Tarzan has just walked through the doors of a mosque full of worshippers when an attack begins. As mayor of Mogadishu, Nur is no stranger to attacks and assassinations, and he makes his way to the front of the mosque, convinced that the shooting is “outgoing”. But the shooting is in the mosque and a man right next to Tarzan is killed. The attack is claimed by fundamentalist group al-Shabaab as a move against “infidels”, while the president asserts defiantly that the group remains “on the brink of extinction”.
This microcosm of many such incidents is the reader’s introduction to the chaos and anxiety of life in Somalia, and Harding cleverly anchors it in the person of Tarzan, who some see as a “callow, corrupt survivor”, and who others see as a kind of saviour. But for Harding, “his story is a thread that weaves its way through decades of upheaval – a glint worth following in a dark maze”.
The book is hugely instructive, drawing you into the complex history and culture of the country through the narrative in a compelling manner. Harding also includes a map, so the reader is reminded exactly of Somalia’s location between Ethiopia and Kenya. There are also nostalgic black and white photographs from old official guidebooks, Harding’s own photographs and those of other journalists and friends to add to our understanding of the time and place.

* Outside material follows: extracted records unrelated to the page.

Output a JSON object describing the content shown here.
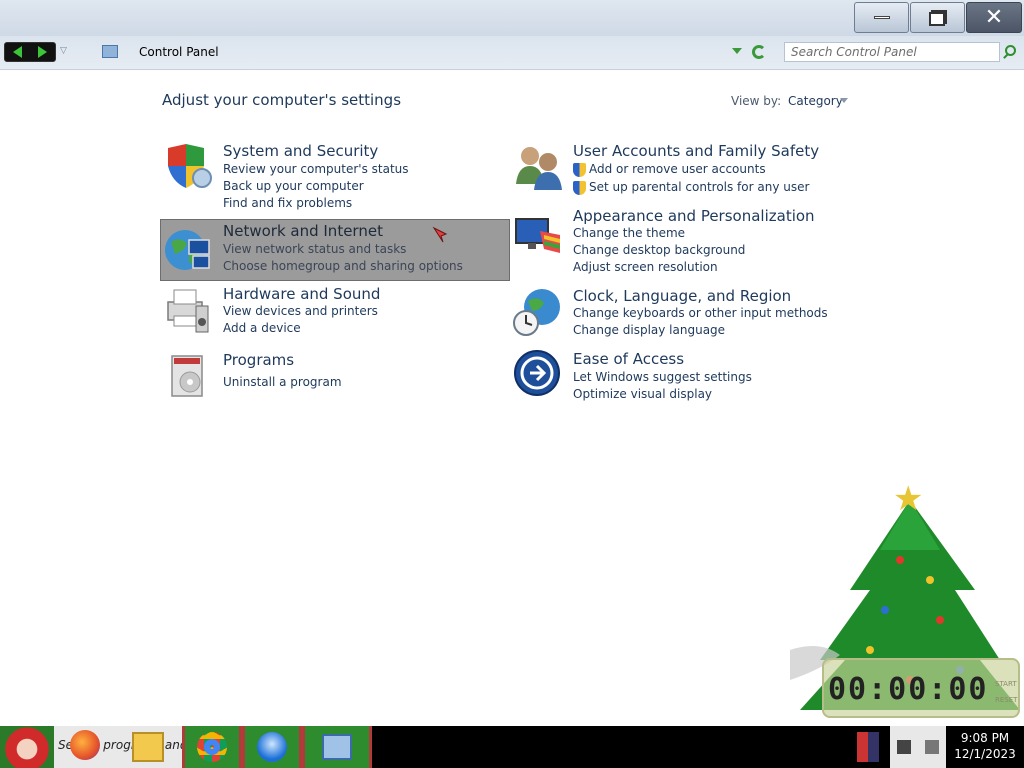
{
  "window": {
    "minimize_label": "",
    "restore_label": "",
    "close_label": ""
  },
  "addressbar": {
    "breadcrumb": "Control Panel",
    "search_placeholder": "Search Control Panel"
  },
  "main": {
    "title": "Adjust your computer's settings",
    "view_by_label": "View by:",
    "view_by_value": "Category"
  },
  "categories": [
    {
      "title": "System and Security",
      "links": [
        "Review your computer's status",
        "Back up your computer",
        "Find and fix problems"
      ]
    },
    {
      "title": "Network and Internet",
      "links": [
        "View network status and tasks",
        "Choose homegroup and sharing options"
      ]
    },
    {
      "title": "Hardware and Sound",
      "links": [
        "View devices and printers",
        "Add a device"
      ]
    },
    {
      "title": "Programs",
      "links": [
        "Uninstall a program"
      ]
    },
    {
      "title": "User Accounts and Family Safety",
      "links": [
        "Add or remove user accounts",
        "Set up parental controls for any user"
      ]
    },
    {
      "title": "Appearance and Personalization",
      "links": [
        "Change the theme",
        "Change desktop background",
        "Adjust screen resolution"
      ]
    },
    {
      "title": "Clock, Language, and Region",
      "links": [
        "Change keyboards or other input methods",
        "Change display language"
      ]
    },
    {
      "title": "Ease of Access",
      "links": [
        "Let Windows suggest settings",
        "Optimize visual display"
      ]
    }
  ],
  "widget": {
    "digits": "00:00:00",
    "start_label": "START",
    "reset_label": "RESET"
  },
  "taskbar": {
    "search_text": "Search programs and files",
    "apps": [
      "firefox-icon",
      "file-explorer-icon",
      "chrome-icon",
      "thunderbird-icon",
      "control-panel-icon"
    ],
    "time": "9:08 PM",
    "date": "12/1/2023"
  }
}
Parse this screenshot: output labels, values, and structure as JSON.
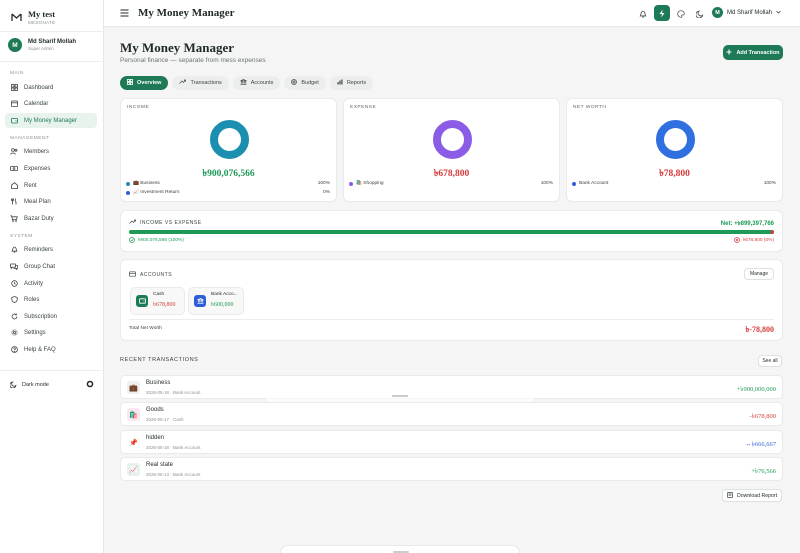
{
  "brand": {
    "name": "My test",
    "subtitle": "MESONATE"
  },
  "user": {
    "initial": "M",
    "name": "Md Sharif Mollah",
    "role": "Super Admin"
  },
  "sidebar": {
    "sections": [
      {
        "label": "MAIN",
        "items": [
          {
            "label": "Dashboard",
            "icon": "grid-icon"
          },
          {
            "label": "Calendar",
            "icon": "calendar-icon"
          },
          {
            "label": "My Money Manager",
            "icon": "wallet-icon",
            "active": true
          }
        ]
      },
      {
        "label": "MANAGEMENT",
        "items": [
          {
            "label": "Members",
            "icon": "users-icon"
          },
          {
            "label": "Expenses",
            "icon": "banknote-icon"
          },
          {
            "label": "Rent",
            "icon": "home-icon"
          },
          {
            "label": "Meal Plan",
            "icon": "utensils-icon"
          },
          {
            "label": "Bazar Duty",
            "icon": "cart-icon"
          }
        ]
      },
      {
        "label": "SYSTEM",
        "items": [
          {
            "label": "Reminders",
            "icon": "bell-icon"
          },
          {
            "label": "Group Chat",
            "icon": "chat-icon"
          },
          {
            "label": "Activity",
            "icon": "history-icon"
          },
          {
            "label": "Roles",
            "icon": "shield-icon"
          },
          {
            "label": "Subscription",
            "icon": "refresh-icon"
          },
          {
            "label": "Settings",
            "icon": "gear-icon"
          },
          {
            "label": "Help & FAQ",
            "icon": "help-icon"
          }
        ]
      }
    ],
    "dark_mode_label": "Dark mode"
  },
  "topbar": {
    "title": "My Money Manager",
    "user_name": "Md Sharif Mollah",
    "user_initial": "M"
  },
  "page": {
    "title": "My Money Manager",
    "subtitle": "Personal finance — separate from mess expenses",
    "add_button": "Add Transaction",
    "tabs": [
      {
        "label": "Overview",
        "active": true,
        "icon": "grid-icon"
      },
      {
        "label": "Transactions",
        "icon": "arrows-icon"
      },
      {
        "label": "Accounts",
        "icon": "bank-icon"
      },
      {
        "label": "Budget",
        "icon": "target-icon"
      },
      {
        "label": "Reports",
        "icon": "bar-chart-icon"
      }
    ]
  },
  "summary": {
    "income": {
      "label": "INCOME",
      "amount": "৳900,076,566",
      "color": "#1a8fb0",
      "legend": [
        {
          "label": "💼 Business",
          "pct": "100%",
          "color": "#1a8fb0"
        },
        {
          "label": "📈 Investment Return",
          "pct": "0%",
          "color": "#2f5fd6"
        }
      ]
    },
    "expense": {
      "label": "EXPENSE",
      "amount": "৳678,800",
      "color": "#8b5ce6",
      "legend": [
        {
          "label": "🛍️ Shopping",
          "pct": "100%",
          "color": "#8b5ce6"
        }
      ]
    },
    "net_worth": {
      "label": "NET WORTH",
      "amount": "৳78,800",
      "color": "#2f6fe0",
      "legend": [
        {
          "label": "Bank Account",
          "pct": "100%",
          "color": "#2f5fd6"
        }
      ]
    }
  },
  "income_vs_expense": {
    "title": "INCOME VS EXPENSE",
    "net": "Net: +৳899,397,766",
    "income_text": "৳900,076,566 (100%)",
    "expense_text": "৳678,800 (0%)",
    "income_share": 1.0
  },
  "accounts": {
    "title": "ACCOUNTS",
    "manage_label": "Manage",
    "items": [
      {
        "name": "Cash",
        "amount": "৳678,800",
        "amount_color": "#d63b3b",
        "icon_bg": "#1e7a56",
        "icon": "wallet-icon"
      },
      {
        "name": "Bank Acco...",
        "amount": "৳600,000",
        "amount_color": "#1e9a56",
        "icon_bg": "#2f5fd6",
        "icon": "bank-icon"
      }
    ],
    "total_label": "Total Net Worth",
    "total_value": "৳-78,800"
  },
  "recent": {
    "title": "RECENT TRANSACTIONS",
    "see_all": "See all",
    "items": [
      {
        "name": "Business",
        "meta": "2026-05-18 · Bank Account",
        "amount": "+৳900,000,000",
        "amount_color": "#1e9a56",
        "emoji": "💼",
        "icon_bg": "#eef1ef"
      },
      {
        "name": "Goods",
        "meta": "2026-05-17 · Cash",
        "amount": "-৳678,800",
        "amount_color": "#d63b3b",
        "emoji": "🛍️",
        "icon_bg": "#fbe6f0"
      },
      {
        "name": "hidden",
        "meta": "2026-05-18 · Bank Account",
        "amount": "↔৳666,667",
        "amount_color": "#2f5fd6",
        "emoji": "📌",
        "icon_bg": "#ffffff"
      },
      {
        "name": "Real state",
        "meta": "2026-05-13 · Bank Account",
        "amount": "+৳76,566",
        "amount_color": "#1e9a56",
        "emoji": "📈",
        "icon_bg": "#e6f2ec"
      }
    ]
  },
  "download_label": "Download Report"
}
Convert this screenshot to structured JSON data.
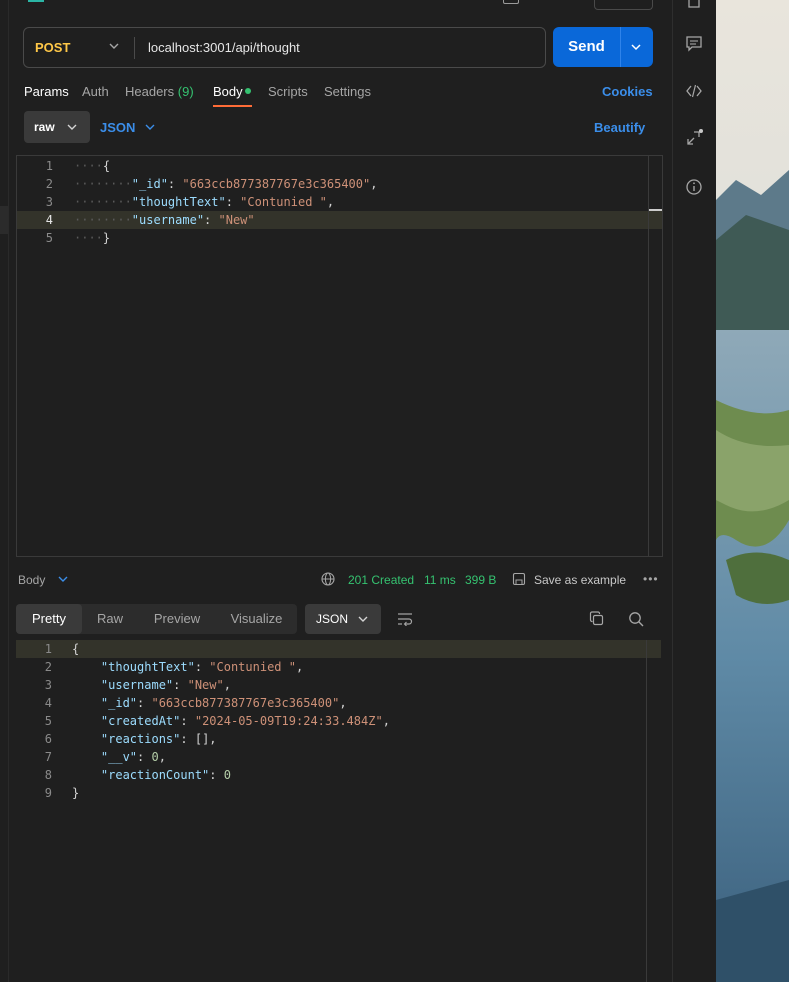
{
  "request": {
    "method": "POST",
    "url": "localhost:3001/api/thought",
    "send_label": "Send"
  },
  "request_tabs": {
    "params": "Params",
    "auth": "Auth",
    "headers": "Headers",
    "headers_count": "(9)",
    "body": "Body",
    "scripts": "Scripts",
    "settings": "Settings",
    "cookies": "Cookies"
  },
  "body_options": {
    "mode": "raw",
    "language": "JSON",
    "beautify": "Beautify"
  },
  "request_body": {
    "lines": [
      {
        "n": "1",
        "ws": "····",
        "text": [
          {
            "t": "{",
            "c": "punc"
          }
        ]
      },
      {
        "n": "2",
        "ws": "········",
        "text": [
          {
            "t": "\"_id\"",
            "c": "key"
          },
          {
            "t": ": ",
            "c": "punc"
          },
          {
            "t": "\"663ccb877387767e3c365400\"",
            "c": "str"
          },
          {
            "t": ",",
            "c": "punc"
          }
        ]
      },
      {
        "n": "3",
        "ws": "········",
        "text": [
          {
            "t": "\"thoughtText\"",
            "c": "key"
          },
          {
            "t": ": ",
            "c": "punc"
          },
          {
            "t": "\"Contunied \"",
            "c": "str"
          },
          {
            "t": ",",
            "c": "punc"
          }
        ]
      },
      {
        "n": "4",
        "ws": "········",
        "text": [
          {
            "t": "\"username\"",
            "c": "key"
          },
          {
            "t": ": ",
            "c": "punc"
          },
          {
            "t": "\"New\"",
            "c": "str"
          }
        ]
      },
      {
        "n": "5",
        "ws": "····",
        "text": [
          {
            "t": "}",
            "c": "punc"
          }
        ]
      }
    ]
  },
  "response_meta": {
    "body_label": "Body",
    "status": "201 Created",
    "time": "11 ms",
    "size": "399 B",
    "save_example": "Save as example",
    "more": "•••"
  },
  "response_tabs": {
    "pretty": "Pretty",
    "raw": "Raw",
    "preview": "Preview",
    "visualize": "Visualize",
    "format": "JSON"
  },
  "response_body": {
    "lines": [
      {
        "n": "1",
        "text": [
          {
            "t": "{",
            "c": "punc"
          }
        ]
      },
      {
        "n": "2",
        "text": [
          {
            "t": "    ",
            "c": "punc"
          },
          {
            "t": "\"thoughtText\"",
            "c": "key"
          },
          {
            "t": ": ",
            "c": "punc"
          },
          {
            "t": "\"Contunied \"",
            "c": "str"
          },
          {
            "t": ",",
            "c": "punc"
          }
        ]
      },
      {
        "n": "3",
        "text": [
          {
            "t": "    ",
            "c": "punc"
          },
          {
            "t": "\"username\"",
            "c": "key"
          },
          {
            "t": ": ",
            "c": "punc"
          },
          {
            "t": "\"New\"",
            "c": "str"
          },
          {
            "t": ",",
            "c": "punc"
          }
        ]
      },
      {
        "n": "4",
        "text": [
          {
            "t": "    ",
            "c": "punc"
          },
          {
            "t": "\"_id\"",
            "c": "key"
          },
          {
            "t": ": ",
            "c": "punc"
          },
          {
            "t": "\"663ccb877387767e3c365400\"",
            "c": "str"
          },
          {
            "t": ",",
            "c": "punc"
          }
        ]
      },
      {
        "n": "5",
        "text": [
          {
            "t": "    ",
            "c": "punc"
          },
          {
            "t": "\"createdAt\"",
            "c": "key"
          },
          {
            "t": ": ",
            "c": "punc"
          },
          {
            "t": "\"2024-05-09T19:24:33.484Z\"",
            "c": "str"
          },
          {
            "t": ",",
            "c": "punc"
          }
        ]
      },
      {
        "n": "6",
        "text": [
          {
            "t": "    ",
            "c": "punc"
          },
          {
            "t": "\"reactions\"",
            "c": "key"
          },
          {
            "t": ": [],",
            "c": "punc"
          }
        ]
      },
      {
        "n": "7",
        "text": [
          {
            "t": "    ",
            "c": "punc"
          },
          {
            "t": "\"__v\"",
            "c": "key"
          },
          {
            "t": ": ",
            "c": "punc"
          },
          {
            "t": "0",
            "c": "num"
          },
          {
            "t": ",",
            "c": "punc"
          }
        ]
      },
      {
        "n": "8",
        "text": [
          {
            "t": "    ",
            "c": "punc"
          },
          {
            "t": "\"reactionCount\"",
            "c": "key"
          },
          {
            "t": ": ",
            "c": "punc"
          },
          {
            "t": "0",
            "c": "num"
          }
        ]
      },
      {
        "n": "9",
        "text": [
          {
            "t": "}",
            "c": "punc"
          }
        ]
      }
    ]
  },
  "sidebar": {
    "icons": [
      "document-icon",
      "comments-icon",
      "code-icon",
      "related-icon",
      "info-icon"
    ]
  },
  "colors": {
    "accent_send": "#0a68d9",
    "method_post": "#ffc848",
    "status_ok": "#35c270",
    "link": "#3b8eea",
    "active_tab_underline": "#ff6c37"
  }
}
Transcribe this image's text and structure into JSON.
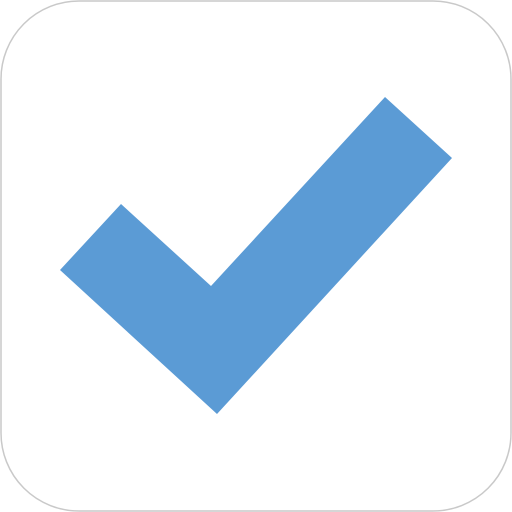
{
  "icon": {
    "name": "checkmark-icon",
    "colors": {
      "tile_fill": "#ffffff",
      "tile_border": "#c9c9c9",
      "check": "#5b9bd5"
    }
  }
}
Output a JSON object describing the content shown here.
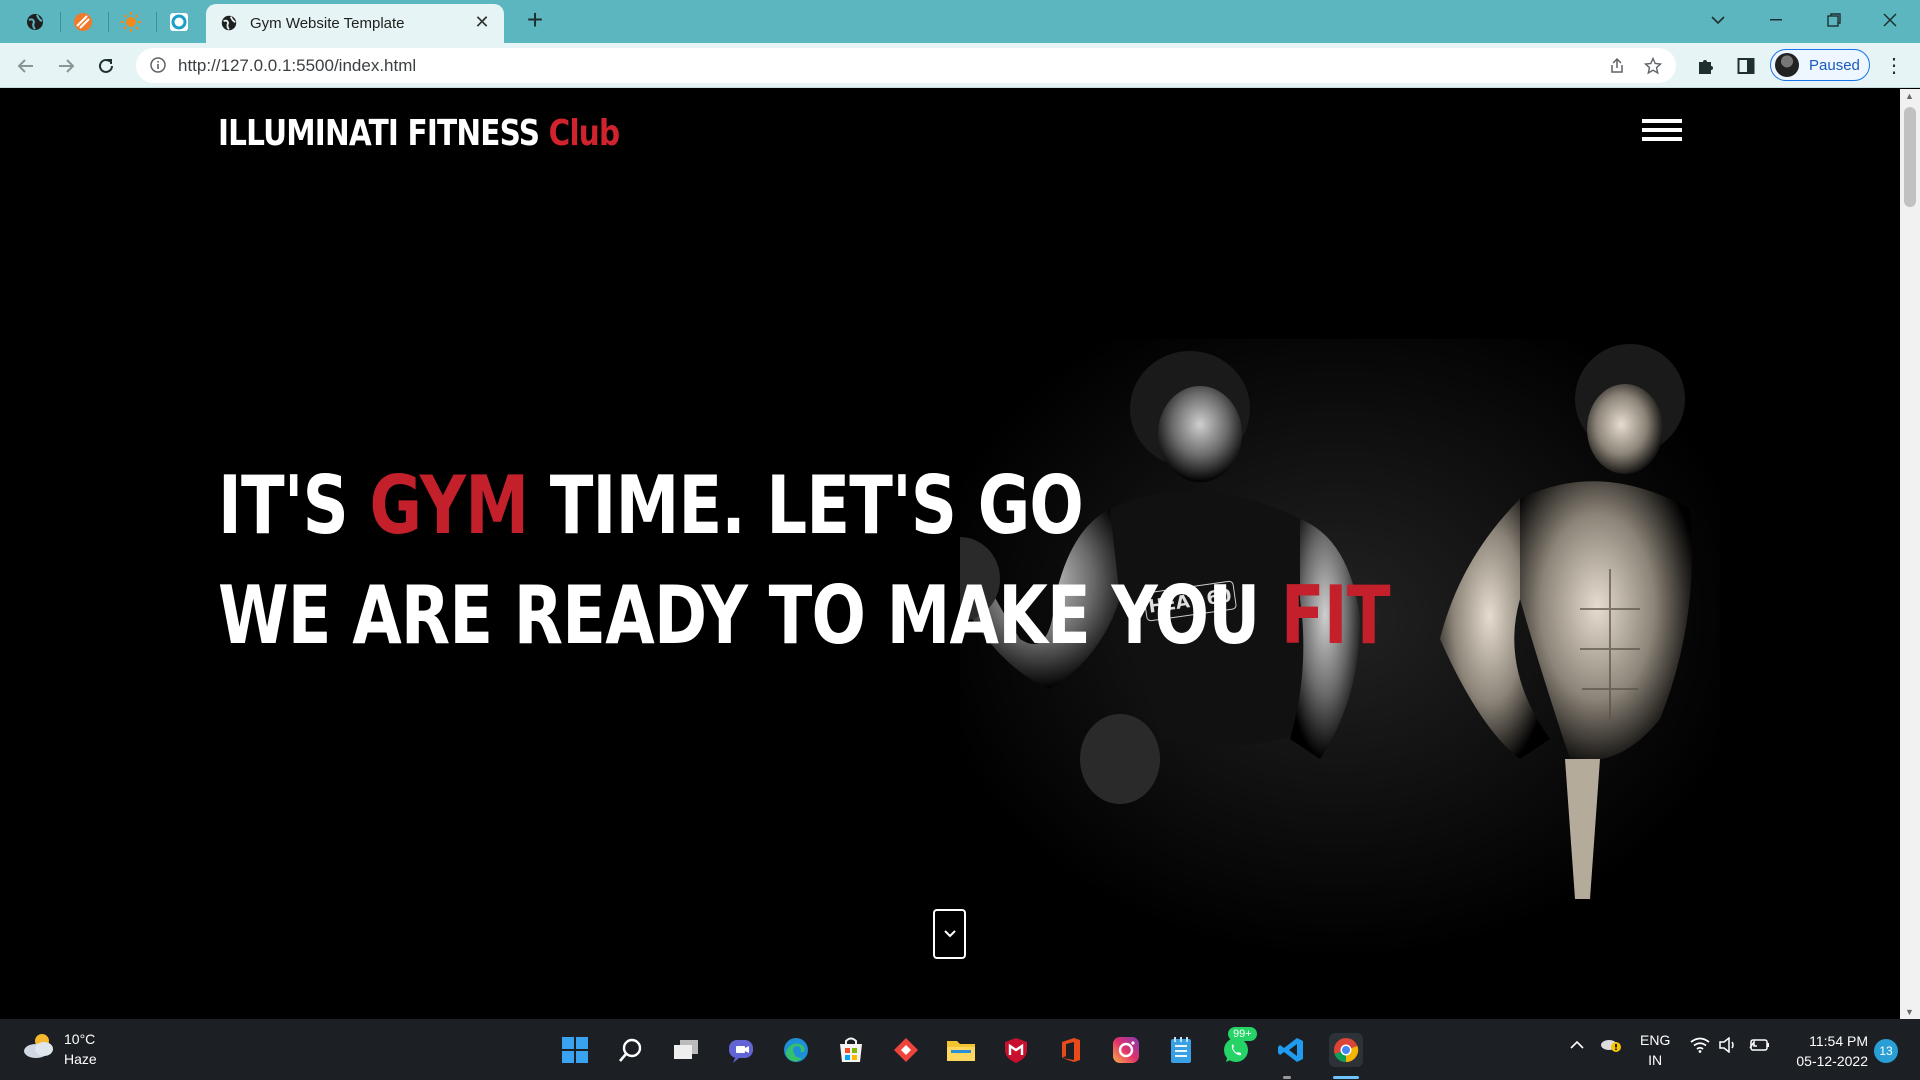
{
  "browser": {
    "active_tab_title": "Gym Website Template",
    "new_tab_symbol": "+",
    "url": "http://127.0.0.1:5500/index.html",
    "profile_status": "Paused"
  },
  "site": {
    "brand_main": "ILLUMINATI FITNESS",
    "brand_accent": "Club",
    "hero_line1_a": "IT'S",
    "hero_line1_accent": "GYM",
    "hero_line1_b": "TIME. LET'S GO",
    "hero_line2_a": "WE ARE READY TO MAKE YOU",
    "hero_line2_accent": "FIT",
    "accent_color": "#c3202b"
  },
  "taskbar": {
    "temperature": "10°C",
    "weather": "Haze",
    "whatsapp_badge": "99+",
    "language": "ENG",
    "region": "IN",
    "time": "11:54 PM",
    "date": "05-12-2022",
    "notifications": "13"
  }
}
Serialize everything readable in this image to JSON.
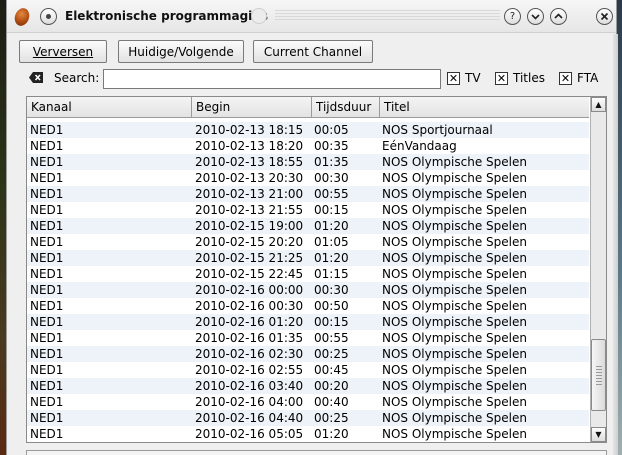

Tarzan’s brother, Yusuf, a university professor in the US, says of Somalia: “There are no records. So you can claim whatever you want.” And critics of Tarzan say that is precisely what he does, starting with his alleged birth in San Martino hospital in Mogadishu, when in fact he was born to nomads living in the Ogaden in Ethiopia who were “dirt poor”, according to Yusuf, following the rains and the fresh grass and tending their livestock.
Harding explains that it is the nomadic spirit that is key to understanding Somalia and the peoples’ proudly independent families, suspicion of outside authority, clan allegiances and arranged marriages.
How does Tarzan become mayor of Mogadishu in 2010? Through a long series of dislocations, years spent in exile in London and, finally, his return in June 2006 to do what he thought he could after years of anarchy and rule by competing warlords, when, for the first time in 15 years, the fighting stopped in Mogadishu. “You see, I was now the leader of the diaspora,” was Tarzan’s answer. The book follows no clear linear pattern and the occasional dislocation mirrors the sense of what most Somalis must have experienced in this period, and probably still are experiencing. Harding is realistic about Somalia today. He says it has begun to make measurable progress in that it has an army and a government, and that piracy has been stopped. Also, al-Shabaab control less territory, there is oil offshore, and a talented and wealthy diaspora.
He ends on a positive note, saying that pessimism would seem like a crime, and that the worst must surely be over. The book leaves us intrigued, and so much more informed, as well as sympathetic to the struggles of ordinary people in the wake of greed and corruption.